Miriam Champion Professor of History
IRWGS Director, 1989-94
Because I had run women’s studies at Rutgers, first as associate director and then as director when the existing director left, and in fact had been participating in it the whole time I was there, I knew a lot about the problems of a separate women’s studies program and the risks of isolating it too much and of politicizing it so much that it becomes a platform for protest and loses a kind of academic grounding. I was very aware that, at Columbia, that would be death because what we needed was departmental buy-in and administrative buy-in. We needed to be able to train graduate students and not to have faculty members saying, “What are you doing over there?” That required careful planning. I think one of the things that was a good thing to do was to build possibilities for people who do women’s studies with a disciplinary focus and, in fact, we required that. You did women’s studies with a grounding in political science or economics or history. We did a pre-med women’s studies major so that the women’s studies wasn’t dragged out or positioned as an alternative to a discipline but integrated in a discipline. We also thought it would be easier for the women—it was always women—who wanted to major in women’s studies to defend the choice to their parents. There are lots of places where there’s an argument that there is a methodology and a disciplinary project of women’s studies, and that what we should be doing is thinking about women’s studies as a discipline, not as a wedge that transforms disciplines. My opinion was that, at Columbia, we needed to think about it as the latter, and that was partly the politics of the institution decision.

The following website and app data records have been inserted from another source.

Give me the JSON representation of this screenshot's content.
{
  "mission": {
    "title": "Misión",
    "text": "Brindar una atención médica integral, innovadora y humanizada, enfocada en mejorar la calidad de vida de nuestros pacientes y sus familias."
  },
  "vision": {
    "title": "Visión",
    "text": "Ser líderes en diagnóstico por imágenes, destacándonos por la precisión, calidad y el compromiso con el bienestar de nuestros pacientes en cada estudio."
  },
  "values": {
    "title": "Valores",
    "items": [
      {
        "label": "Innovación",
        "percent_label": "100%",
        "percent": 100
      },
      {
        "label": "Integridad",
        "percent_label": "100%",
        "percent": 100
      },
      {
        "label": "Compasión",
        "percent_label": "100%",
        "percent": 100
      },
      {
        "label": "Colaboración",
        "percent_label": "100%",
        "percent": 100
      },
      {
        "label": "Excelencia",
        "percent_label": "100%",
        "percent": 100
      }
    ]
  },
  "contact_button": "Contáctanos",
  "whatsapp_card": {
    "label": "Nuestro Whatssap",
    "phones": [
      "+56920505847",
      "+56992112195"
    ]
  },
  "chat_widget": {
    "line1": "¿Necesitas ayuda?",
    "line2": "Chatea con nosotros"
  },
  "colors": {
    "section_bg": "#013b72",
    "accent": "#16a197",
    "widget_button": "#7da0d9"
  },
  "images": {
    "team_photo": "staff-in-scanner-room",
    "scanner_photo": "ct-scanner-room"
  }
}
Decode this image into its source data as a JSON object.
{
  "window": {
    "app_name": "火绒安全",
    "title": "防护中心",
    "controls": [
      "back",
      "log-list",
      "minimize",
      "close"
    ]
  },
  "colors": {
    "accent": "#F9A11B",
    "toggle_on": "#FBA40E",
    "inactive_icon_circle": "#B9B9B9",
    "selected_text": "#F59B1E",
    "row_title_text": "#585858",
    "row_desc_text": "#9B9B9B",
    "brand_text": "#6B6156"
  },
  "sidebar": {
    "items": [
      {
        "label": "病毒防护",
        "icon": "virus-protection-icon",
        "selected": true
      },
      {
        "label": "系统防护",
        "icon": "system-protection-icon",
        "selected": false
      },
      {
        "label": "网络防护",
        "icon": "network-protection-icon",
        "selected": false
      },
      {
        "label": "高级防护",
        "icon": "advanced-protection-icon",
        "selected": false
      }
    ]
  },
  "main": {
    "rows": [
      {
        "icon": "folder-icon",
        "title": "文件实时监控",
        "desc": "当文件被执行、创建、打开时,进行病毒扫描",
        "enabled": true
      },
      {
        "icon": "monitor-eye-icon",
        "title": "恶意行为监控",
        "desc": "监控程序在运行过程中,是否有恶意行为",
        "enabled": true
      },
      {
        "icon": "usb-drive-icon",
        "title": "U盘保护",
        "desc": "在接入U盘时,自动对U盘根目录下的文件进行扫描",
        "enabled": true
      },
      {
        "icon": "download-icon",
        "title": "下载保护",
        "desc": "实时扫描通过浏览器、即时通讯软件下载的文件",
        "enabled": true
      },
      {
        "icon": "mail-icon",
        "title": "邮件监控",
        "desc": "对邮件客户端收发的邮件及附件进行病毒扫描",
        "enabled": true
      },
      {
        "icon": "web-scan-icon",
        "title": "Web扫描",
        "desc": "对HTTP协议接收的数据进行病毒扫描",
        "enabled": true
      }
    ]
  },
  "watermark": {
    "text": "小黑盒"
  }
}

Part of this came from struggles I had seen at Rutgers. The decision at Rutgers was like the decision we made here. Puerto Rican studies was my model of how not to do it because it had been carved out as a special discipline. It had no connection to history, Spanish, and the faculty in those disciplines didn’t take Puerto Rican studies seriously. So the students—and a lot of Rutgers students were Puerto Rican heritage or, in fact, they’d come from Puerto Rico themselves—they would be clustered in that department with no access. They could take undergraduate lecture courses in other disciplines, and I’m sure they got advice from their professors to do that, but they weren’t taken up by the disciplines. I never believed—and this is just me—that there really was a particular methodology of ethnic studies that could be separated from thinking systematically about the history, and using the methods of inquiry that historians use, or thinking about how economic systems work and studying economic sociology and then thinking about the Puerto Rican experience through that and then rethinking the models that come out of economic sociology once you inject that particular experience of this ethnic group in America. That’s an intellectual decision that I made, but the decision I made here was really governed as much by, I just thought it would fail as a program if we isolated it. Most people agreed.